What’s not ever spoken about is the cost. The cost to us. What is the difference?
In my job, I manage teams of developers attempting to deliver products our customers have paid for. The sales team needs two numbers in order to make a sale. The price that the customer is willing to pay. And the cost that the development team requires to produce the product. To the sales team, this cost represents how much the company has to pay in order to deliver what was paid for.
What does this have to do with salvation? Sunday School has taught us that the price Jesus paid means salvation is given freely. This is the greatest example of false advertisement. Jesus paid the immense price of salvation, but we are responsible for the immense cost. Literally, the cost is our soul. In an ironic twist, we have to sell our souls to God.
This sounds trivial. Of course, we would give our souls to God. In a heartbeat, we would do it for free. This is easy!
However, despite what the movies say, we have already sold our souls to the devil. From the day we were born, our soul has been his. This is why we are all born sinners. All our lives we have a desire and a tendency to sin. Samuel told the Israelites to love God with all their heart and not love vain and worthless things. Our entire lives are spent loving and seeking these vain and worthless things, our idols, our Baals. Our soul was freely given to them from birth, and the cost to reclaim it and give it to God is more than many can bear.
Today in Church, the sermon spoke of the difference between the wealthy who would give up his spare change (a lot of it), and the poor who gave up everything she had. The cost is not a transaction in your bank account. It’s all the blood, sweat and tears you put into that bank account. And usually that’s more than we are willing to give.

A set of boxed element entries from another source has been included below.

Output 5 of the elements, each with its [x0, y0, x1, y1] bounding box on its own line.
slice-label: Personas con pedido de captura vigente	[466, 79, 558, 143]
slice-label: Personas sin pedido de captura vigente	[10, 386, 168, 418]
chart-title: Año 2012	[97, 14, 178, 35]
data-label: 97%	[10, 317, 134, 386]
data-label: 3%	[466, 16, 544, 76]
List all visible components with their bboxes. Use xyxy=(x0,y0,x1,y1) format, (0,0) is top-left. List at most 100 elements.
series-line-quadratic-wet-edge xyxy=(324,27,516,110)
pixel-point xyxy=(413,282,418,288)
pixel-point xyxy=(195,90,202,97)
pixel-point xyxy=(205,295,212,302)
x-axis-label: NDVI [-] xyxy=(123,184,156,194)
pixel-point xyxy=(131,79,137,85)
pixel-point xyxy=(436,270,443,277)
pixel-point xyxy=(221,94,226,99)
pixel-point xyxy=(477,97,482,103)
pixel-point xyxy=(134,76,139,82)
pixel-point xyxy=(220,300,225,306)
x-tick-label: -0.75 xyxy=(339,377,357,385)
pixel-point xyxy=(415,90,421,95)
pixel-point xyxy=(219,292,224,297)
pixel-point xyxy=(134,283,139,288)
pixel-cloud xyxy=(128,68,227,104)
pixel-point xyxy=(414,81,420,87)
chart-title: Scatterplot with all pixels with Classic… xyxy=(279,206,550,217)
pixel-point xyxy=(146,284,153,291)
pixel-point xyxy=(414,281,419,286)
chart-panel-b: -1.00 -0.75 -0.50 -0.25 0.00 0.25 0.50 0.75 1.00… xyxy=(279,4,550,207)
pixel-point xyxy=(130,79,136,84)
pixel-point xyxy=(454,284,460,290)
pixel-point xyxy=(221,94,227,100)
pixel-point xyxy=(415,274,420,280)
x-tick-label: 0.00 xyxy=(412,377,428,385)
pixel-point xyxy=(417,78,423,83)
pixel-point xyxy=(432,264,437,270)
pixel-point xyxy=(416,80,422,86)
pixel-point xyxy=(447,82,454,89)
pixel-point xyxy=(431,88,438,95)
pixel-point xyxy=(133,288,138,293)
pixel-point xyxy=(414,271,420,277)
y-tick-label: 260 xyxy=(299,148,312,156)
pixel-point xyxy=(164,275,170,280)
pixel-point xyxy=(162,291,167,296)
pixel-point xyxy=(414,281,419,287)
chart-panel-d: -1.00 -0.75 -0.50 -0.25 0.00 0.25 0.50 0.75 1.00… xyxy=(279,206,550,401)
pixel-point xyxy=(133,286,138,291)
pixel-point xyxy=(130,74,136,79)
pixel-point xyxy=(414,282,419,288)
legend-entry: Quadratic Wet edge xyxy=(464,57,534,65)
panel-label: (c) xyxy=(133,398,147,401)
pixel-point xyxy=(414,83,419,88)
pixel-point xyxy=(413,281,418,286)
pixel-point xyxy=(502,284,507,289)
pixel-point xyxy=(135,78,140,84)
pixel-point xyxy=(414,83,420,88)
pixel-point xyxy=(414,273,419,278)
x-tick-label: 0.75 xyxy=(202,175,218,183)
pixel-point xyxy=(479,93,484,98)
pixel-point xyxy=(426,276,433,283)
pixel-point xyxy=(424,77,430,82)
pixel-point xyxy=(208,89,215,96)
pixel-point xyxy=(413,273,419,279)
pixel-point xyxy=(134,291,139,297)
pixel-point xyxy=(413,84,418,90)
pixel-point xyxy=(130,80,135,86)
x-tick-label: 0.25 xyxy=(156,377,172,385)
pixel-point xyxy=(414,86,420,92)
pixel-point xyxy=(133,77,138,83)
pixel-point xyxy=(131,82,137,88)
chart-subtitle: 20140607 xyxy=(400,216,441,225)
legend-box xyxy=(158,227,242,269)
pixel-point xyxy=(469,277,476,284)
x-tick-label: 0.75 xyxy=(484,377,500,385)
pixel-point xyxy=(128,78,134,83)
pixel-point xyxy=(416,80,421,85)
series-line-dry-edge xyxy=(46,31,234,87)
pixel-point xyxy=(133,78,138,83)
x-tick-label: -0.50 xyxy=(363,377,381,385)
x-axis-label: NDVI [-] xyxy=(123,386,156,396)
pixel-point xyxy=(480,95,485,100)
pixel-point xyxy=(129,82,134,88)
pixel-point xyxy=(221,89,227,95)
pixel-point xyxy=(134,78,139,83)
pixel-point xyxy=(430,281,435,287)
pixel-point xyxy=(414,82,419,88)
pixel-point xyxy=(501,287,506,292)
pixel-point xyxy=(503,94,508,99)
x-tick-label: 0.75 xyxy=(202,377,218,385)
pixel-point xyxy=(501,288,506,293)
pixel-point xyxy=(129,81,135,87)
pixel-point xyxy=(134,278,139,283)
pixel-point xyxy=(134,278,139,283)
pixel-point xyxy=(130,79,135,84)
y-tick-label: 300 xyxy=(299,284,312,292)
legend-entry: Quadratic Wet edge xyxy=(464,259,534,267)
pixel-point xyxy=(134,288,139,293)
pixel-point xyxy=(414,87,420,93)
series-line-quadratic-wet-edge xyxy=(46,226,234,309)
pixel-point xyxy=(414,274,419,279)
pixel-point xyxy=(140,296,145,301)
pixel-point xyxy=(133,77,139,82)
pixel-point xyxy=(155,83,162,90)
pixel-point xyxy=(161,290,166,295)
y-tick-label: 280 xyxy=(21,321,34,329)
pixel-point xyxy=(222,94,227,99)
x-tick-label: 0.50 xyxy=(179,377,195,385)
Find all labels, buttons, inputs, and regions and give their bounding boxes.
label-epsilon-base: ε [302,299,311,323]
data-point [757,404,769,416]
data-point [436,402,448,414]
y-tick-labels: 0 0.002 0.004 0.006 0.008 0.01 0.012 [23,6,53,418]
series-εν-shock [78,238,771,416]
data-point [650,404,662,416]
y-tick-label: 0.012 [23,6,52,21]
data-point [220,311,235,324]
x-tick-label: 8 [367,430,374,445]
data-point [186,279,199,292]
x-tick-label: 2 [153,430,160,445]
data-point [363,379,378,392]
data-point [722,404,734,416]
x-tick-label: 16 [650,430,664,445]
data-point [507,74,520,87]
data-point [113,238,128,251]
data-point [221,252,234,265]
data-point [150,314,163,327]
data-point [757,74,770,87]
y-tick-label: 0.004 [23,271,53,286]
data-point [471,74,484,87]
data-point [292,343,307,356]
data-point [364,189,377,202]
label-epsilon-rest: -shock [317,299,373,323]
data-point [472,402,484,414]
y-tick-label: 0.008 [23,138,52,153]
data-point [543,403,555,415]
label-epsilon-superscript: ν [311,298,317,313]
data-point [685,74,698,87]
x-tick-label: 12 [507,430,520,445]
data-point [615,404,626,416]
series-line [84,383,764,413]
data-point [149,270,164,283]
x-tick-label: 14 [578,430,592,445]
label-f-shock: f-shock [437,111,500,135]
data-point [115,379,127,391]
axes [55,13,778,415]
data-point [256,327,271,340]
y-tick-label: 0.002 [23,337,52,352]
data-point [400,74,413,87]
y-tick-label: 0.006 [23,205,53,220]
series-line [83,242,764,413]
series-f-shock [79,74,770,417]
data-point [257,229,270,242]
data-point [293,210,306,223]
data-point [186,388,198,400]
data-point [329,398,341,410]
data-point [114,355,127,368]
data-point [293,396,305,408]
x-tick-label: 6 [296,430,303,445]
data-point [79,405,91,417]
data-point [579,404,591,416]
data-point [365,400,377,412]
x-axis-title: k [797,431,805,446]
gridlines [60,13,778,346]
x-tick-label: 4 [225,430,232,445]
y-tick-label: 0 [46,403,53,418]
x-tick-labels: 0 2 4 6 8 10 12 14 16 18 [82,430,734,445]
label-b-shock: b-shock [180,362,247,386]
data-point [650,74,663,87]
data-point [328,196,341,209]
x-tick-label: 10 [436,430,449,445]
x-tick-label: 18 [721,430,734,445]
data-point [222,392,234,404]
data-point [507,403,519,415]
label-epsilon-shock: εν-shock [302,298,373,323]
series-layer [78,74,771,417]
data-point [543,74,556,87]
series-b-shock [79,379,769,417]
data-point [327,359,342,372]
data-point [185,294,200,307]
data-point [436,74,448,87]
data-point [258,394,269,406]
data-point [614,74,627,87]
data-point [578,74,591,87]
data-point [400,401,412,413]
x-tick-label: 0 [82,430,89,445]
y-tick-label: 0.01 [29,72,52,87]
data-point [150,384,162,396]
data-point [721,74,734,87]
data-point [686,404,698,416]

The more I study, the more I realize that the false promise made in Sunday Schools (and big people’s Sunday Schools) puts people in a very unfortunate situation. They are on the right track to understanding what it takes. In their heart, they can feel they know what needs to be done. But they are told that there is a shortcut. When the cost gets too high, they choose to believe the shortcut.
In Sunday School, I memorized:
“For the wages of sin is death, but the gift of God is eternal life in Christ Jesus our Lord” – Romans 6:23
Too bad they failed to mention:
“But thanks be to God that though you were slaves of sin, you became obedient from the heart to that form of teaching to which you were committed, and having been freed from sin, you became slaves of righteousness.” – Romans 6:17-18
“But now having been freed from sin and enslaved to God, you derive your benefit, resulting in sanctification, and the outcome, eternal life.” – Romans 6:22
No one told me I had to be a slave to anything (or anyone). Is it possible to be somewhere in between being freed from sin and enslaved to God? I think God answered that with the “no man can serve two masters” verse. And I definitely know I have not yet chosen to be God’s slave. So where does that leave me?
If in everything else in life there are no shortcuts, why is this any different? Jesus might have paid the price. And it was a huge price to bear. We have to bear the cost. Only then can we deliver a product to God that is worthy of salvation.